# New Cover Art: Path of the Incubus by Andy Chambers



## Lord of the Night (Nov 18, 2009)

The cover art for Andy Chambers' coming Dark Eldar novel _Path of the Incubus_ has been revealed.










I have only one thing to say....

*BLOODY EPIC!!!!* :biggrin: :biggrin:


LotN


----------



## Tyrannus (Sep 19, 2010)

Ooooh.

I enjoyed Andy Chamber's Short "Midnight in the street of knives" and I have a copy of "Path of the renegade" still unread, and seeing this cover might prompt me to read it soon.


----------



## Doelago (Nov 29, 2009)

Lord of the Night said:


> *BLOODY EPIC!!!!*


Seconded. 

The cover art actually made me want this book.


----------



## Lord of the Night (Nov 18, 2009)

Doelago said:


> Seconded.
> 
> The cover art actually made me want this book.


I wanted it the second I heard about _Path of the Renegade_ and started dreaming up other Dark Eldar possibilties for the series. Like Path of the Wych, Path of the Haemonculi. Andy Chambers and I must think alike as he told me both of those titles were among his original pitches, and of course _Path of the Incubus_ is the first one that popped into my head. Its incredibly satisfying to see that one made it through. 

After Incubus the third book is titled _Path of the Archon_, though that one might be subject to change.


LotN


----------



## forkmaster (Jan 2, 2010)

I recently read _Midnight_, but I think I have to re-read it once more. I own _Path of the Renegade_ but as well have yet to read it.  I think its nice they started to expand beyond the simple Imperial Guard- och Space Marine-novels.


----------



## Zero Effect (Feb 15, 2011)

OMG!!!!! Want Want Want. Amazing artwork yet again!


----------



## Lord of Ruin (Jul 22, 2012)

I cannot bleeding wait for this book, i absolutely loved path of the renegade, and now seeing this cover i simply MUST HAVE THIS BOOK!

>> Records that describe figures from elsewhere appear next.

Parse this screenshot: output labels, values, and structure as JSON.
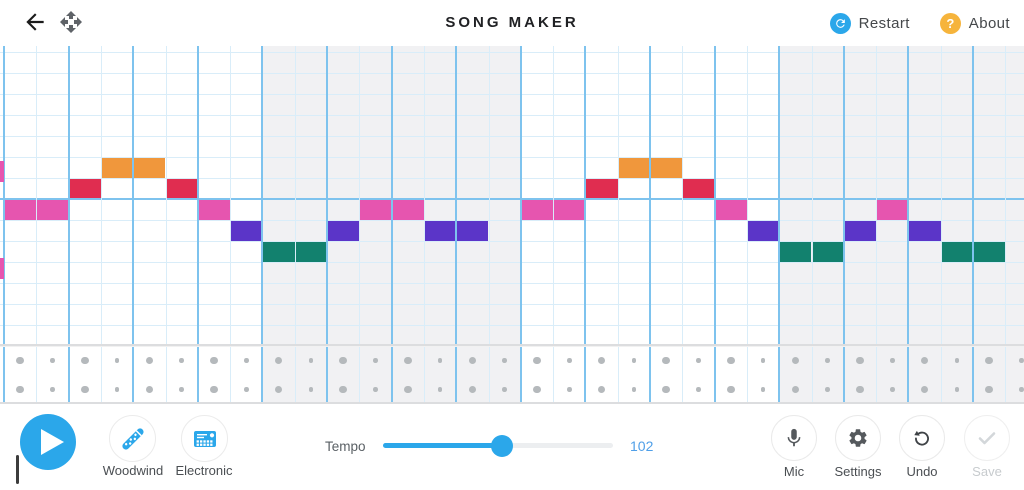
{
  "header": {
    "title": "SONG MAKER",
    "restart_label": "Restart",
    "about_label": "About"
  },
  "palette": {
    "accent_blue": "#2ba7ea",
    "about_yellow": "#f6b43c",
    "pink": "#e655af",
    "red": "#e02d50",
    "orange": "#f0973c",
    "purple": "#5b35c8",
    "teal": "#12816e",
    "bar_shade": "#f1f1f3",
    "beat_line": "#7ec3ee",
    "cell_line": "#d9edf9",
    "dot_gray": "#b5b9bc",
    "tempo_value_blue": "#4f9fe8"
  },
  "grid": {
    "columns": 32,
    "visible_note_rows": 14,
    "cols_per_bar": 8,
    "octave_line_row": 7,
    "notes": [
      {
        "c": 0,
        "r": 7,
        "color": "pink"
      },
      {
        "c": 1,
        "r": 7,
        "color": "pink"
      },
      {
        "c": 2,
        "r": 6,
        "color": "red"
      },
      {
        "c": 3,
        "r": 5,
        "color": "orange"
      },
      {
        "c": 4,
        "r": 5,
        "color": "orange"
      },
      {
        "c": 5,
        "r": 6,
        "color": "red"
      },
      {
        "c": 6,
        "r": 7,
        "color": "pink"
      },
      {
        "c": 7,
        "r": 8,
        "color": "purple"
      },
      {
        "c": 8,
        "r": 9,
        "color": "teal"
      },
      {
        "c": 9,
        "r": 9,
        "color": "teal"
      },
      {
        "c": 10,
        "r": 8,
        "color": "purple"
      },
      {
        "c": 11,
        "r": 7,
        "color": "pink"
      },
      {
        "c": 12,
        "r": 7,
        "color": "pink"
      },
      {
        "c": 13,
        "r": 8,
        "color": "purple"
      },
      {
        "c": 14,
        "r": 8,
        "color": "purple"
      },
      {
        "c": 16,
        "r": 7,
        "color": "pink"
      },
      {
        "c": 17,
        "r": 7,
        "color": "pink"
      },
      {
        "c": 18,
        "r": 6,
        "color": "red"
      },
      {
        "c": 19,
        "r": 5,
        "color": "orange"
      },
      {
        "c": 20,
        "r": 5,
        "color": "orange"
      },
      {
        "c": 21,
        "r": 6,
        "color": "red"
      },
      {
        "c": 22,
        "r": 7,
        "color": "pink"
      },
      {
        "c": 23,
        "r": 8,
        "color": "purple"
      },
      {
        "c": 24,
        "r": 9,
        "color": "teal"
      },
      {
        "c": 25,
        "r": 9,
        "color": "teal"
      },
      {
        "c": 26,
        "r": 8,
        "color": "purple"
      },
      {
        "c": 27,
        "r": 7,
        "color": "pink"
      },
      {
        "c": 28,
        "r": 8,
        "color": "purple"
      },
      {
        "c": 29,
        "r": 9,
        "color": "teal"
      },
      {
        "c": 30,
        "r": 9,
        "color": "teal"
      }
    ],
    "edge_markers": [
      {
        "r": 5.2,
        "color": "pink"
      },
      {
        "r": 9.8,
        "color": "pink"
      }
    ]
  },
  "percussion": {
    "rows": 2,
    "columns": 32,
    "large_dot_columns": "even",
    "small_dot_columns": "odd"
  },
  "controls": {
    "melody_instrument": "Woodwind",
    "rhythm_instrument": "Electronic",
    "tempo_label": "Tempo",
    "tempo_value": "102",
    "mic_label": "Mic",
    "settings_label": "Settings",
    "undo_label": "Undo",
    "save_label": "Save"
  }
}
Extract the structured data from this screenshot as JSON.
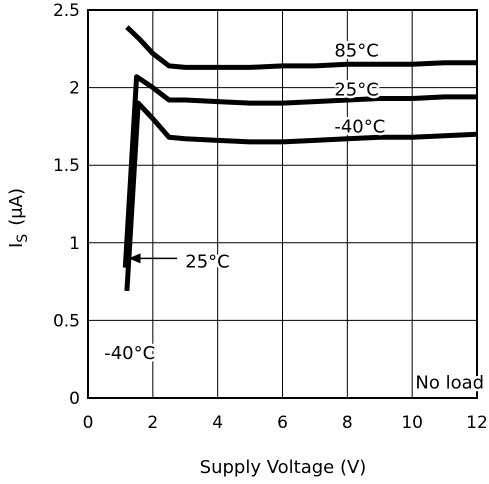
{
  "chart_data": {
    "type": "line",
    "title": "",
    "xlabel": "Supply Voltage (V)",
    "ylabel": "I",
    "ylabel_sub": "S",
    "ylabel_unit": "(μA)",
    "xlim": [
      0,
      12
    ],
    "ylim": [
      0,
      2.5
    ],
    "x_ticks": [
      0,
      2,
      4,
      6,
      8,
      10,
      12
    ],
    "y_ticks": [
      0,
      0.5,
      1,
      1.5,
      2,
      2.5
    ],
    "x_tick_labels": [
      "0",
      "2",
      "4",
      "6",
      "8",
      "10",
      "12"
    ],
    "y_tick_labels": [
      "0",
      "0.5",
      "1",
      "1.5",
      "2",
      "2.5"
    ],
    "grid": true,
    "legend": "none",
    "series": [
      {
        "name": "85°C",
        "x": [
          1.2,
          1.6,
          2.0,
          2.5,
          3.0,
          4.0,
          5.0,
          6.0,
          7.0,
          8.0,
          9.0,
          10.0,
          11.0,
          12.0
        ],
        "y": [
          2.39,
          2.31,
          2.22,
          2.14,
          2.13,
          2.13,
          2.13,
          2.14,
          2.14,
          2.15,
          2.15,
          2.15,
          2.16,
          2.16
        ]
      },
      {
        "name": "25°C",
        "x": [
          1.15,
          1.5,
          2.0,
          2.5,
          3.0,
          4.0,
          5.0,
          6.0,
          7.0,
          8.0,
          9.0,
          10.0,
          11.0,
          12.0
        ],
        "y": [
          0.84,
          2.07,
          2.0,
          1.92,
          1.92,
          1.91,
          1.9,
          1.9,
          1.91,
          1.92,
          1.93,
          1.93,
          1.94,
          1.94
        ]
      },
      {
        "name": "-40°C",
        "x": [
          1.2,
          1.55,
          2.0,
          2.5,
          3.0,
          4.0,
          5.0,
          6.0,
          7.0,
          8.0,
          9.0,
          10.0,
          11.0,
          12.0
        ],
        "y": [
          0.69,
          1.9,
          1.8,
          1.68,
          1.67,
          1.66,
          1.65,
          1.65,
          1.66,
          1.67,
          1.68,
          1.68,
          1.69,
          1.7
        ]
      }
    ],
    "annotations": [
      {
        "text": "85°C",
        "x": 7.6,
        "y": 2.2
      },
      {
        "text": "25°C",
        "x": 7.6,
        "y": 1.95
      },
      {
        "text": "-40°C",
        "x": 7.6,
        "y": 1.71
      },
      {
        "text": "25°C",
        "x": 3.0,
        "y": 0.84
      },
      {
        "text": "-40°C",
        "x": 0.5,
        "y": 0.25
      },
      {
        "text": "No load",
        "x": 10.1,
        "y": 0.06
      }
    ],
    "arrow": {
      "from": [
        2.75,
        0.9
      ],
      "to": [
        1.25,
        0.9
      ]
    }
  }
}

I see Lord of the night you wasted no time in getting that bad boy picture as your avatar? I take it your a fan?


----------



## Lord of Ruin (Jul 22, 2012)

Lord of the Night said:


> I wanted it the second I heard about _Path of the Renegade_ and started dreaming up other Dark Eldar possibilties for the series. Like Path of the Wych, Path of the Haemonculi. Andy Chambers and I must think alike as he told me both of those titles were among his original pitches, and of course _Path of the Incubus_ is the first one that popped into my head. Its incredibly satisfying to see that one made it through.
> 
> After Incubus the third book is titled _Path of the Archon_, though that one might be subject to change.
> 
> ...


Path of the Archon sounds bloody awesome, though to be honest path of the haemonculi does sound equally good.


----------



## HorusReborn (Nov 19, 2008)

Meh, cover art is ok I guess... too cartoony compared to some of the nicer ones out there for the eldar path books... however I did enjoy path of the renegade so this should be a good read!


----------



## Rems (Jun 20, 2011)

I remain dubious as to someone being able to portray Dark Eldar and their lifestyle and environment convincingly whilst creating a likeable protagonist. Nor am i sure how it's going to gel with what seems to be BL's/GW's policy of no 'mature' content. Sadism, masochism, torture, sex, grotesque experiments etc are corner stones of the Dark Elder's theme. I'm not sure how to reconcile that with marketing to kids.


----------



## HorusReborn (Nov 19, 2008)

Actually I think they do well. Try reading the path of the renegade... you'll see Black library kept the dirty stuff low key...


----------